Mourão percebeu que a imagem do Brasil no cenário internacional não é das melhores por causa da desastrada política ambiental do governo, algo que Jair Bolsonaro levou adiante como forma de compensar alguns nichos do ruralismo verde-louro que despejaram fortunas em sua campanha. É a tal máxima “é dando que se recebe”, trecho de frase atribuída a São Francisco de Assis.
Se na seara ambiental a situação brasileira é deplorável, a ponto de investidores estrangeiros terem se recusado a financiar projetos de sustentabilidade na Amazônia, na área da saúde o cenário é muito pior e macabro.
Populista convicto, como todo candidato a tiranete que se preza, Bolsonaro sempre diz que concorreu à Presidência para colocar o País nas alturas. Até o momento, o que se viu foi uma sequência decisões absurdas que levaram o Brasil ao descrédito global, a ponto de produtos brasileiros do agronegócio enfrentarem a resistência de compradores internacionais.
No tocante à saúde, a fala do ministro Gilmar Mendes foi no amigo da questão e feriu os brios da caserna, que, atendendo a ordens do presidente da República, tem prorrogado a indignação com o termo “genocídio”.
Diferentemente da interpretação de alguns sobre o vernáculo usado pelo ministro do Supremo, a palavra genocídio tem, atualmente, significado mais amplo e flexível, como previsto no artigo 6º do Estatuto de Roma, de 17 de julho de 1998.
“Art. 6º – Crime de Genocídio – Para os efeitos do presente Estatuto, entende-se por “genocídio”, qualquer um dos atos que a seguir se enumeram, praticado com intenção de destruir, no todo ou em parte, um grupo nacional, étnico, racial ou religioso, enquanto tal:
a) Homicídio de membros do grupo;
b) Ofensas graves à integridade física ou mental de membros do grupo;
c) Sujeição intencional do grupo a condições de vida com vista a provocar a sua destruição física, total ou parcial;
d) Imposição de medidas destinadas a impedir nascimentos no seio do grupo;
e) Transferência, à força, de crianças do grupo para outro grupo.”

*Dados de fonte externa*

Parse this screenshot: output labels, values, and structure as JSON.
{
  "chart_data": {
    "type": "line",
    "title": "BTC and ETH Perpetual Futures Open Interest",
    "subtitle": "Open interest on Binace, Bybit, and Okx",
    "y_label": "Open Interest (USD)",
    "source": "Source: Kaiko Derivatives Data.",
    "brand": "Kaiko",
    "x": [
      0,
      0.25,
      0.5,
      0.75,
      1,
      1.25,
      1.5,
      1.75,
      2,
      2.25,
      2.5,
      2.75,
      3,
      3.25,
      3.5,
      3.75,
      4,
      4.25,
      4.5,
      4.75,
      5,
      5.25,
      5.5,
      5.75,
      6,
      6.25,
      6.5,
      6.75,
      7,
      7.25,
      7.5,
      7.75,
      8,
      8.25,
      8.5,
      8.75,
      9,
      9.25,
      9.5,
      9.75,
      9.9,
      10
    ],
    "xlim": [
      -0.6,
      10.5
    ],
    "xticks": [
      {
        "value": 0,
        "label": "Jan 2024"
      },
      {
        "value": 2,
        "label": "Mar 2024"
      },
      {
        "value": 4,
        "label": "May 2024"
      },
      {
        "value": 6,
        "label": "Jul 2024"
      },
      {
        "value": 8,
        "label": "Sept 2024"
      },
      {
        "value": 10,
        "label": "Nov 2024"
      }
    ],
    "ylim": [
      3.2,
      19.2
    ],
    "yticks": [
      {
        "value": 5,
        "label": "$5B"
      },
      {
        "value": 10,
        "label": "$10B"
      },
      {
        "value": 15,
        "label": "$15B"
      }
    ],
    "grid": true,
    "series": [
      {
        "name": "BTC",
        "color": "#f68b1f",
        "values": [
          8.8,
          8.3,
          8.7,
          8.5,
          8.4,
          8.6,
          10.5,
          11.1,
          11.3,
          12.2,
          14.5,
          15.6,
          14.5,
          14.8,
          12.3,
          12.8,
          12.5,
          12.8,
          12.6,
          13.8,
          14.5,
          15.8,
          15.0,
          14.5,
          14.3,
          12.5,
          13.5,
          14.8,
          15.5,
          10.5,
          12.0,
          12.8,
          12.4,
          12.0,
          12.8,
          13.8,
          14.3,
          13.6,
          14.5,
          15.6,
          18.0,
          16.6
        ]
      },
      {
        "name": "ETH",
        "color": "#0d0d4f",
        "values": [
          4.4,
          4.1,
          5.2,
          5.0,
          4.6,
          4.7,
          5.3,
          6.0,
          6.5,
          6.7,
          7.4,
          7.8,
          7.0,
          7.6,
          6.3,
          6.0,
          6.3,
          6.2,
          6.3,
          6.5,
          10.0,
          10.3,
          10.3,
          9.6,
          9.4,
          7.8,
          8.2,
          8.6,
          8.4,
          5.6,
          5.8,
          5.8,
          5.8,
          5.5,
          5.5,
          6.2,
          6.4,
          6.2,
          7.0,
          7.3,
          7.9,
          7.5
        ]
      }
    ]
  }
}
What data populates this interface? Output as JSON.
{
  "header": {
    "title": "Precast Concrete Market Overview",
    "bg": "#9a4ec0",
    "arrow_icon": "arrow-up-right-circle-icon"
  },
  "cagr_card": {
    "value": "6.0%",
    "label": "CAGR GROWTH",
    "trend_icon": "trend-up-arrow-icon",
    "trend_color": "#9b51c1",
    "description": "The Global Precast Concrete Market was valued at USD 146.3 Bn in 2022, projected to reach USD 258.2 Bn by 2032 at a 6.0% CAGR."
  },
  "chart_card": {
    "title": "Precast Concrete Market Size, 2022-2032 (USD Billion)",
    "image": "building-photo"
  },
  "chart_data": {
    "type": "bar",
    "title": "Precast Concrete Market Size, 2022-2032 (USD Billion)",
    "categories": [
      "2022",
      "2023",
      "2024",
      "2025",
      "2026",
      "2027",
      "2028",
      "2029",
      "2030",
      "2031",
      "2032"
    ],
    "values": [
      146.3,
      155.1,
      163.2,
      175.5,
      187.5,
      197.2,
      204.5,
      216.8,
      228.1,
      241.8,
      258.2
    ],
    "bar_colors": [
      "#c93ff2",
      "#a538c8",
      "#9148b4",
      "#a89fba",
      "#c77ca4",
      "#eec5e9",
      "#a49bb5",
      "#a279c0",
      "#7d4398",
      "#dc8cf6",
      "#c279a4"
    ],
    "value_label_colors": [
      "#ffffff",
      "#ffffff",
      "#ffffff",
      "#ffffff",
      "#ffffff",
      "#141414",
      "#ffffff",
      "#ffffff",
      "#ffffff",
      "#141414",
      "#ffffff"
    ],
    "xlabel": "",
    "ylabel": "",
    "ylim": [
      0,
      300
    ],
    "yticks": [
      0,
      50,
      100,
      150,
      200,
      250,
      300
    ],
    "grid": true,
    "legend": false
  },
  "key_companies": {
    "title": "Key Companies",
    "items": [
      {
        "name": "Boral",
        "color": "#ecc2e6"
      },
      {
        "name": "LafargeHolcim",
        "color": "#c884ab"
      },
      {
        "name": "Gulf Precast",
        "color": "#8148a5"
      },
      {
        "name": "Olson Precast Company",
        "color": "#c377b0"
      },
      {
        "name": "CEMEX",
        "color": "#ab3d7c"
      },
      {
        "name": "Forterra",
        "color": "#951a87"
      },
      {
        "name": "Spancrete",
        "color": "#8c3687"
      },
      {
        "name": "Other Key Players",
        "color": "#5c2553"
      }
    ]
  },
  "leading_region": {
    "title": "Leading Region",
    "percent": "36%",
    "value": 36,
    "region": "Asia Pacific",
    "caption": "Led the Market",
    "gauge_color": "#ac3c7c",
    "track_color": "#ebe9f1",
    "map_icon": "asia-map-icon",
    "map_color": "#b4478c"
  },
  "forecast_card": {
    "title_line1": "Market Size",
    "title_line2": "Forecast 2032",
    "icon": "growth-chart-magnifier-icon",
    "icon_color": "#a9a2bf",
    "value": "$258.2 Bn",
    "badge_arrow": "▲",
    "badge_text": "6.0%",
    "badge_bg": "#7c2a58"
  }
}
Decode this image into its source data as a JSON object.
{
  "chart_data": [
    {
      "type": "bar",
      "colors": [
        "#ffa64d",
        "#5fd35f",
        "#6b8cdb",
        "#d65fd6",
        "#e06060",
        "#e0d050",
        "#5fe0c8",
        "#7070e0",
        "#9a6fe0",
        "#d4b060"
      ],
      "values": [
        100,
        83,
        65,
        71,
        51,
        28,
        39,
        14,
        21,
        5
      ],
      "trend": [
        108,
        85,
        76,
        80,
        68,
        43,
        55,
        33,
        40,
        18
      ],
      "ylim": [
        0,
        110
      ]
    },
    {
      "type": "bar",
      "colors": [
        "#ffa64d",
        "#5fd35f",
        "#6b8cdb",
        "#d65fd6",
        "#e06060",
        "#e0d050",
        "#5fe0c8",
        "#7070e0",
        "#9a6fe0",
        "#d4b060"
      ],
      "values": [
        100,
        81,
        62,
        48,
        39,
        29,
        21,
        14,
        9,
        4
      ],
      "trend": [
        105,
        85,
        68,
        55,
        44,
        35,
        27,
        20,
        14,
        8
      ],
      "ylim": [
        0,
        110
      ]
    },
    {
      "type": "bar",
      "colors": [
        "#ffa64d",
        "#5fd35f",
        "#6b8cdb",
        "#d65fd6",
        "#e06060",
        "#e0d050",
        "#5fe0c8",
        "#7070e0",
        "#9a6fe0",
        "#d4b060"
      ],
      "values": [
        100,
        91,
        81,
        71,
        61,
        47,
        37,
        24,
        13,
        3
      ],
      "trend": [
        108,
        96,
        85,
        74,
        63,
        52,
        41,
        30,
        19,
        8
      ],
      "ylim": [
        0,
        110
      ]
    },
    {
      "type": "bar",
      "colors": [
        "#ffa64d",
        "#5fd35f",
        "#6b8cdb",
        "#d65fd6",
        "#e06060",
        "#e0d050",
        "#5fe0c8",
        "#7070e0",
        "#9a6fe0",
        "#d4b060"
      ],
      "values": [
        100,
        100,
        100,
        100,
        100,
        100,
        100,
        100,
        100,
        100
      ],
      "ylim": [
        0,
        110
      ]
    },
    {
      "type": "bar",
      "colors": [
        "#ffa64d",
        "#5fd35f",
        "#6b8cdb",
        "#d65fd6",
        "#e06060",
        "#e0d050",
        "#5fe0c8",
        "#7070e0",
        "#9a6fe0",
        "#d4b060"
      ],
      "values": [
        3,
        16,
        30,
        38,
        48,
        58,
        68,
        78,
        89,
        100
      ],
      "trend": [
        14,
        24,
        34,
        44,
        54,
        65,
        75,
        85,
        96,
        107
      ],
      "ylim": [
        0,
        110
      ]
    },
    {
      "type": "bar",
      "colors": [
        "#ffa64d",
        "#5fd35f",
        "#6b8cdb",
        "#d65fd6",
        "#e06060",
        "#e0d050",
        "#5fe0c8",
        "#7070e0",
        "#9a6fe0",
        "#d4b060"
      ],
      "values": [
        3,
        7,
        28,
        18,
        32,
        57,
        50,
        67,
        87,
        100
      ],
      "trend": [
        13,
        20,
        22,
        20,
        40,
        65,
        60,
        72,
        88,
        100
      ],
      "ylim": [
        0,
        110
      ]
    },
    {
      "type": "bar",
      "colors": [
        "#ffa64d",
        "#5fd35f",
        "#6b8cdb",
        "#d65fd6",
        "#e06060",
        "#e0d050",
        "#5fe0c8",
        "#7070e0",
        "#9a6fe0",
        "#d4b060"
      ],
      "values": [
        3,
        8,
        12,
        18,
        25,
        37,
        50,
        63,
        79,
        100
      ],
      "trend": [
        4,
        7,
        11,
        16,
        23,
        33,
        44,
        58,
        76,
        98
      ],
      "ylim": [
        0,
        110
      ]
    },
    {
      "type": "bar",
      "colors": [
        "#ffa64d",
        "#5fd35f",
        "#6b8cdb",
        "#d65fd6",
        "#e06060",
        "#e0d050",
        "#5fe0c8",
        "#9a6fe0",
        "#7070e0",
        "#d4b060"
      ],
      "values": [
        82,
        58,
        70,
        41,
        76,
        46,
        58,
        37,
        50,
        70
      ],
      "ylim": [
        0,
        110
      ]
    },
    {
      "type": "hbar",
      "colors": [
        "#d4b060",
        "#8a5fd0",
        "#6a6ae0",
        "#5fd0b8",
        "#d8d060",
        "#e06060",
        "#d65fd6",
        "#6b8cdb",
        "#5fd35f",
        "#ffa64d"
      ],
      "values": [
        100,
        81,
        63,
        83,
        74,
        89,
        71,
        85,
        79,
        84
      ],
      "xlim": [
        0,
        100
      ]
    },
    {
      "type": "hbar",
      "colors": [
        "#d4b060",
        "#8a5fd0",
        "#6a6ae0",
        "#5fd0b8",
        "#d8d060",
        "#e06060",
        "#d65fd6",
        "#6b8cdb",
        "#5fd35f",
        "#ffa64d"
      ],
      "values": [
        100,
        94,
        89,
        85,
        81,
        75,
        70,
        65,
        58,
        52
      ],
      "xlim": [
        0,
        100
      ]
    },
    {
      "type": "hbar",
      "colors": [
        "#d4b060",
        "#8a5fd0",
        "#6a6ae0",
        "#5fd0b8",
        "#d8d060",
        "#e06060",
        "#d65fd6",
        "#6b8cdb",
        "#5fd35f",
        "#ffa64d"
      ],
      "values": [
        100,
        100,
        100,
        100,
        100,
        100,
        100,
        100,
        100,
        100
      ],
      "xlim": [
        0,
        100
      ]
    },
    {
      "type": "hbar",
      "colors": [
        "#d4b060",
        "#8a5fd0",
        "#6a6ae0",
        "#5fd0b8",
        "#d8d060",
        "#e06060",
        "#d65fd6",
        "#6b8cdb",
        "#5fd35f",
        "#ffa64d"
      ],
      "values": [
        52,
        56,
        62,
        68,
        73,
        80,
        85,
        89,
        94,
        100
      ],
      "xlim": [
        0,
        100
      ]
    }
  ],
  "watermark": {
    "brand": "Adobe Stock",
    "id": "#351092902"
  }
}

Com índice de aprovação travado há meses em um terço da opinião pública, Bolsonaro vê nessas manifestações – a dos investidores internacionais e a do ministro Gilmar Mendes – como pedra no caminho do seu projeto de reeleição, apesar de o presidente afirmar que por enquanto não está preocupado com o tema. Além disso, Bolsonaro é alvo de representação por crime contra a humanidade no Tribunal Penal Internacional, em Haia, na Holanda.
Sem ter mostrado até agora a que veio, Jair Bolsonaro recorre a interlocutores, no caso Mourão, para avançar com essa contenda, pois qualquer manifestação sua sobre o assunto repercutirá negativamente nos processos e inquéritos que tramitam no Judiciário e envolvem seus filhos e ele próprio. Ou seja, Mourão age não apenas como defensor da caserna, mas como boneco de ventríloquo do “Jairzinho Paz e Amor”, que, é bom lembrar, tem prazo de validade curto.